Past five. Nearly four hours already had he wandered about. He felt exhausted. He had not slept all night, nor eaten all day, but had struggled with the most enervating mental emotions.
His only hope was, that when day at last dawned he would be able to guess by the sun where the east lay, and then, as an old sailor, could ascertain his position. If he had come across a hole in the ice, the current of the water would have shown him in what direction to go; but the surface was entirely covered, and without an ax it was impossible to make a hole. At last it began to dawn, but the fog hid the sun. Nine o'clock, and he had not yet found the shore, though the fog seemed to grow less and the sun's disk was visible, like a pale, colorless ball, a mere shadow of its glorious self. The air was full of countless glittering particles of ice, which melted into a dazzling vapor. Now he will discover where he is.
The sun was already too high to indicate the true east, but it showed something else. It seemed to Timar, as he peered through the brilliant mist, as if he could distinguish on his right the outline of the roof of a house.
Where there is a house there must be land. He walked straight toward it, and was careful to keep in a direct line; soon he found himself close to it—but the house was a water-mill.

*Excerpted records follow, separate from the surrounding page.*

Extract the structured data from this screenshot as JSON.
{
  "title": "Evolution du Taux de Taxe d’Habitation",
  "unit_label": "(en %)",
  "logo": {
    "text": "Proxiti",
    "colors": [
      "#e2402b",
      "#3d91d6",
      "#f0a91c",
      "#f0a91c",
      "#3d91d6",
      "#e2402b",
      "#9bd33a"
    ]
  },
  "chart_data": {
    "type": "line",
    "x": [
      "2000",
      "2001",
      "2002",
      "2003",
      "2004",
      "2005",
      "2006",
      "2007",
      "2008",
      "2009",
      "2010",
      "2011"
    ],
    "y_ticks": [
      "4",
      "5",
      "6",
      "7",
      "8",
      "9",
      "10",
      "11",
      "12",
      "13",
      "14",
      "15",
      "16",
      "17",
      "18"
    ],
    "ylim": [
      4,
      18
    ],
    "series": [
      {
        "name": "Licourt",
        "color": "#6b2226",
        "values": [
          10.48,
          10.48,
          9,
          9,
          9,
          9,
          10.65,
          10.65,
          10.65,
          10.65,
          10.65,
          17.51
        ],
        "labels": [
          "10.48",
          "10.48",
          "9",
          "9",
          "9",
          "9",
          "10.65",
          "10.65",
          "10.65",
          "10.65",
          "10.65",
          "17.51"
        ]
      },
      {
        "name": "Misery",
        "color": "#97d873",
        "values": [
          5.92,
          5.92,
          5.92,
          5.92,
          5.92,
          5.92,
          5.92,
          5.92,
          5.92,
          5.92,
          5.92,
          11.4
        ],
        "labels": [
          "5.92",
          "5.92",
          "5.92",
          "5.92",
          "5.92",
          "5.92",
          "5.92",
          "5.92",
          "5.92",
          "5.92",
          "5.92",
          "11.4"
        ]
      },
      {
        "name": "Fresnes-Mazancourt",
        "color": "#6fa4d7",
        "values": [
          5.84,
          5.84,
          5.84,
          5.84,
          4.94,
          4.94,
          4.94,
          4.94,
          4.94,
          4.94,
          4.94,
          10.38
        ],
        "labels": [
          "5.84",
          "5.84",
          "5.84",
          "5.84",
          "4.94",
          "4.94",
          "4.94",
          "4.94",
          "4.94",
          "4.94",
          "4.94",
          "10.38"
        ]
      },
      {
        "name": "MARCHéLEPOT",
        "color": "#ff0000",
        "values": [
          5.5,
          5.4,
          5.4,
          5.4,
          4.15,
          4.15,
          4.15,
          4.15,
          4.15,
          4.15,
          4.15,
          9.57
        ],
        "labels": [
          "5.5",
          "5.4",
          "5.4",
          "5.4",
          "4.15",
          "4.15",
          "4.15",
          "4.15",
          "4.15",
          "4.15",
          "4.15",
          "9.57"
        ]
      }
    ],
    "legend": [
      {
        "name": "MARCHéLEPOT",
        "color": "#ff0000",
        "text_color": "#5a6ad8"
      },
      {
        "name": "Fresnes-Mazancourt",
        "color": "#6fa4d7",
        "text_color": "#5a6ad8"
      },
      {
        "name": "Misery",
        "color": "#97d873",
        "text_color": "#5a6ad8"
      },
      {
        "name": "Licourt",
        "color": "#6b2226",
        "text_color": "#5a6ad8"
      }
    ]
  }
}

The ice-floes had detached it from its winter refuge, or perhaps had found it belated, still chained to the shore, and carried it off. The shrouds were as neatly sawn asunder by the sharp ice-flakes as if a clever carpenter had done it: the wheels were shattered and the mill-house wedged into a mass of ice, forming a parapet round it.
Timar stood before it in horror. His head swam as if he had seen a ghost. The sunken mill in the Perigrada whirlpool occurred to him. Is not this the ghost of that mill which comes to visit him at the end of his career, or perhaps to take possession of him? A ruined mill amidst the ice! A house so near its downfall! He went in; the door was open, probably from the shocks received amidst the blocks of ice. The machinery was all complete, so that Timar felt at any moment the white miller's ghost might enter and shake the meal into the sacks. On the roof, the beams, on every little ledge sat crows. A couple of them fluttered away when they saw him; the rest sat still and took no notice of him.
Timar was dead beat. For eight hours continuously he had wandered on the ice; the hinderances he had met with had fatigued him yet more; his stomach was empty, his nerves overstrained, his limbs stiff with cold. He sat down exhausted on a post inside the mill.
His eyes closed. And hardly had they done so before he saw himself standing at the bow of the "St. Barbara," with the hatchet in his hand, and near him the girl with the pale face.